Decades old family-run Toronto bakery-restaurant puts South American food on the map
A nearly 40-year-old bakery run by a Toronto family has been connecting the city with treats and dishes from a teeny-tiny South American country.
Emporio de los Sandwiches at Keele and Wilson has been pumping out traditional Uruguayan dishes since the 1980s. Although Toronto has since welcomed a few more Uruguayan bakeries like Montevideo Bakery & Cafe, it is widely regarded as an institution for those hailing from the smallest Spanish-speaking country on the southern continent.
Although the Uruguayan community in Toronto is small, Emporio and La Pasiva, the next-door restaurant, have been successfully owned and operated by the Mantero family for decades.
"We started off with predominately Uruguayan and Argentinian customers and now we've gotten a lot more multi-cultural customers, especially since the area has expanded and we are seeing a different variety of cultures," said Mariela Mantero, who has taken the reigns from her parents and is now running the show.
Around 20 years ago the Manteros opened up a restaurant right next door to the bakerya named La Pasiva, which specializes in more sit-down meals including the favourite Chivito Canadiense.
Thinly-sliced tender churrasco beef is topped with mozzarella, lettuce, tomatoes, green olives, mayo, ham and a hefty portion of back bacon sits underneath a fried egg, sandwiched between a crusty Kaiser role.
Together the restaurant and bakeshop have been putting Uruguayan food on the map, which Mantero says not many people are familiar with.

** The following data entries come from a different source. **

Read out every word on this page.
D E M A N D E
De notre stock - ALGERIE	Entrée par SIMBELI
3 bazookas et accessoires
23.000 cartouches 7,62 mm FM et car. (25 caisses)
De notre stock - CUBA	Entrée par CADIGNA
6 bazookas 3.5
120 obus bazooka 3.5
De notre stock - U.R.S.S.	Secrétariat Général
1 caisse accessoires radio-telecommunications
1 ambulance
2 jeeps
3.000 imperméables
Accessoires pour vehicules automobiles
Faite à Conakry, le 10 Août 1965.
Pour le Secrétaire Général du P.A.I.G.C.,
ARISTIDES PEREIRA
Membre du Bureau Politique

"A lot of people search us from Google, Uruguay is not well known in the world yet," she said while adding "we are more than soccer."
The journey can be traced back to Mantero's parents who first started out as entrepreneurs in Uruguay before coming to Canada and opening a pizza restaurant at Keele and Steeles.

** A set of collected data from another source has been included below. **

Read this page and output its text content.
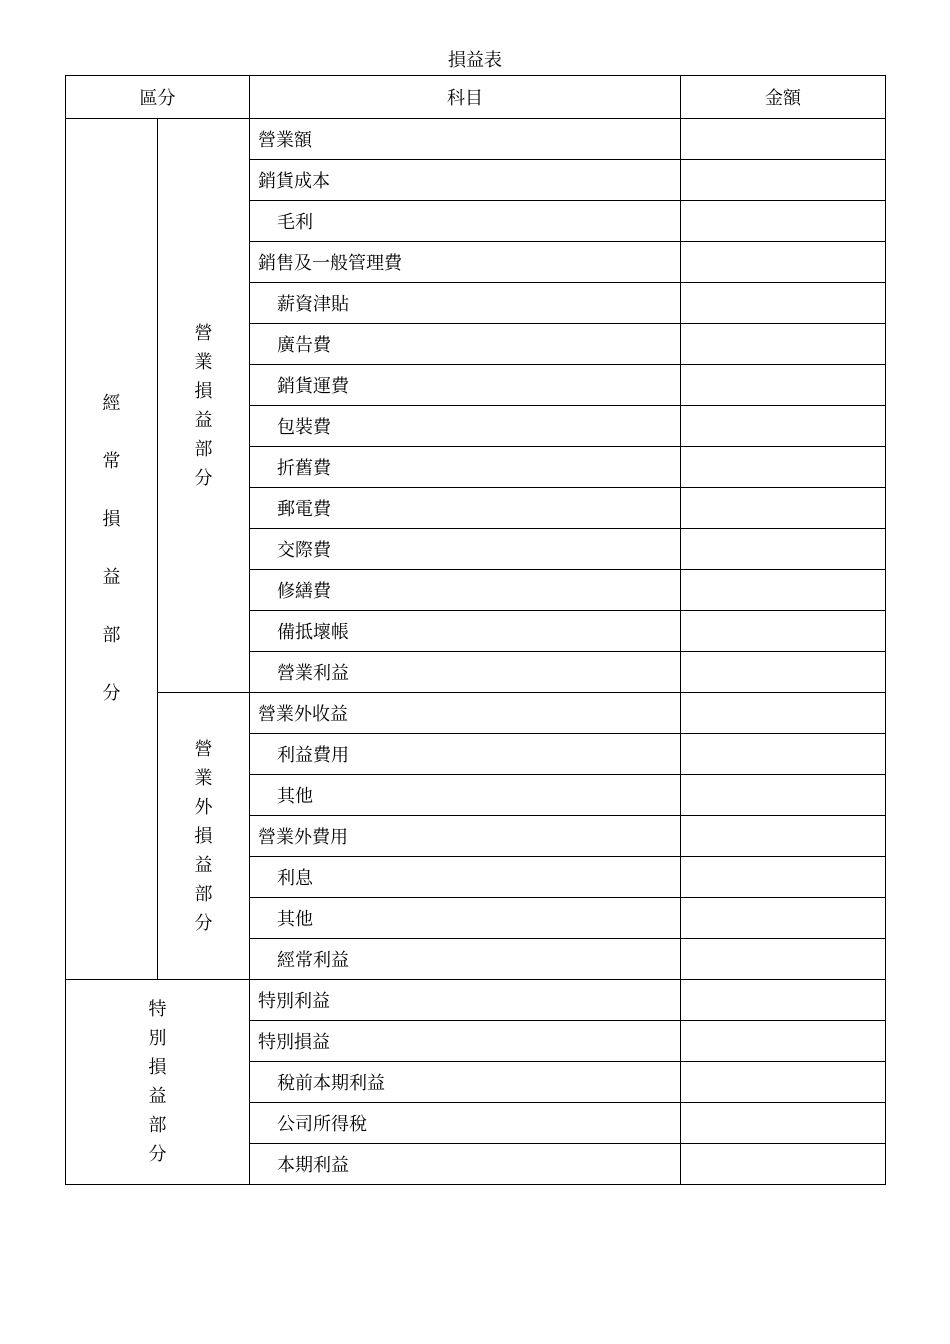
損益表
區分		科目	金額
經常損益部分	營業損益部分	營業額	
		銷貨成本	
		毛利	
		銷售及一般管理費	
		薪資津貼	
		廣告費	
		銷貨運費	
		包裝費	
		折舊費	
		郵電費	
		交際費	
		修繕費	
		備抵壞帳	
		營業利益	
	營業外損益部分	營業外收益	
		利益費用	
		其他	
		營業外費用	
		利息	
		其他	
		經常利益	
特別損益部分		特別利益	
		特別損益	
		稅前本期利益	
		公司所得稅	
		本期利益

"My dad has always been an entrepreneur, always had the ambition of it happen here - prior to having these stores we've had other businesses. Our clients from our old businesses are still our clients now," she said.
Nearly 40 years later and the Manteros are still living in the neighbourhood and making good on their promise of serving up authentic, homemade dishes and sweets.
Visit Emporio on the weekend and you'll be met with rows and rows of freshly-baked bizcochos, a variety of sweet or savoury pastries, usually eaten for breakfast or as an accompaniment to the steaming hot tea-like beverage, mate.
Don't forget to sample over 20 varieties of empanadas, olimpico sandwiches (multi-layer cold sandwiches usually with ham, cheese and other vegetables) alfajores (dulce de leche cookie sandwiches with coconut) and chaja - a peach and meringue dessert.
Emporio also sells their products wholesale, meaning you'll probably stumble on their own brand of cookies and empanada wrappers at many Latin bakeries in the GTA.
But even as the family continues to build their businesses, they've always made sure to help out the community where they came from.
"We as a family and as Uruguayans are always trying to help back home as much as possible. My parents, even now, we're raising money to feed the hungry people back home," said Mantero.
Visit Emporio De Los Sandwiches and La Pasiva at 894 and 896 Wilson Avenue.